Though the album has a happy, optimistic general sound, there is a darker side to it. Mercy Street is one of the strongest ballads Gabriel has ever written, and it is popular with many fans. It is interesting to note that the flip side of the Sledgehammer single, Don’t Break This Rhythm, is something like the beta version of Mercy Street – which is a good example for the way Gabriel works and just how far he can move away from the original idea for the song.

The odd one out on this album is definitely We Do What We’re Told (Milgram’s 37). As the final track in the original version of the album it may leave the listener puzzled, the more so as it is not really an album closer. The future is wider open – welcome to the world of Peter Gabriel…

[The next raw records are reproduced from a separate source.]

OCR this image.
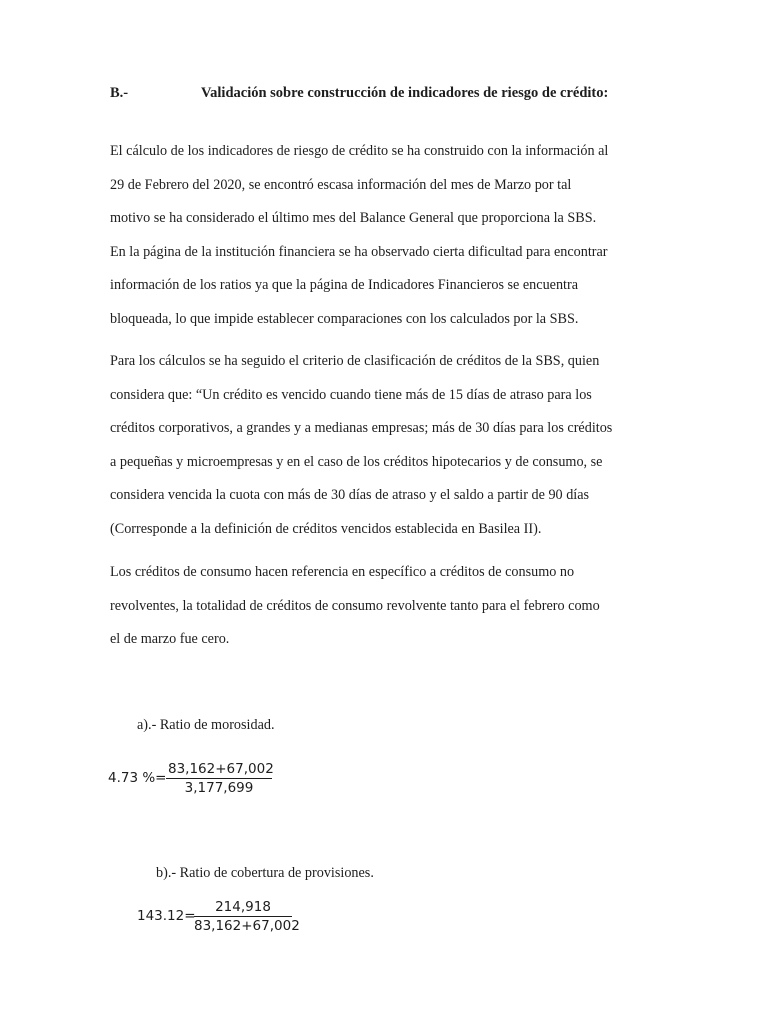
B.-	Validación sobre construcción de indicadores de riesgo de crédito:
El cálculo de los indicadores de riesgo de crédito se ha construido con la información al
29 de Febrero del 2020, se encontró escasa información del mes de Marzo por tal
motivo se ha considerado el último mes del Balance General que proporciona la SBS.
En la página de la institución financiera se ha observado cierta dificultad para encontrar
información de los ratios ya que la página de Indicadores Financieros se encuentra
bloqueada, lo que impide establecer comparaciones con los calculados por la SBS.
Para los cálculos se ha seguido el criterio de clasificación de créditos de la SBS, quien
considera que: “Un crédito es vencido cuando tiene más de 15 días de atraso para los
créditos corporativos, a grandes y a medianas empresas; más de 30 días para los créditos
a pequeñas y microempresas y en el caso de los créditos hipotecarios y de consumo, se
considera vencida la cuota con más de 30 días de atraso y el saldo a partir de 90 días
(Corresponde a la definición de créditos vencidos establecida en Basilea II).
Los créditos de consumo hacen referencia en específico a créditos de consumo no
revolventes, la totalidad de créditos de consumo revolvente tanto para el febrero como
el de marzo fue cero.
a).- Ratio de morosidad.
4.73 %=
83,162+67,002
3,177,699
b).- Ratio de cobertura de provisiones.
143.12=
214,918
83,162+67,002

The CD version as well as the remaster contains another song called This Is The Picture (Excellent Birds). Just like We Do What We’re Told (Milgram’s 37) this one does not really fit the overall musical idea of So. They are the oddballs on the album.

Any way you look at it the fact remains that So is Peter Gabriel’s most important album. It catapulted the man who would not compromise his music into the league in which his former band mates Phil Collins and Genesis are/were at home. So is the 80s. Gabriel compromises his musical art to create a classic he cannot run away from. And while his colleague Phil Collins stressed that there was no Fairlight on his album, Gabriel made perfect use of that very music computer. He even took the top spot in the US single charts away from his former band: In summer 1986 Invisible Touch had to give way to Sledgehammer. Gabriel’s late victory over his former band or just one of music history’s ironic twists?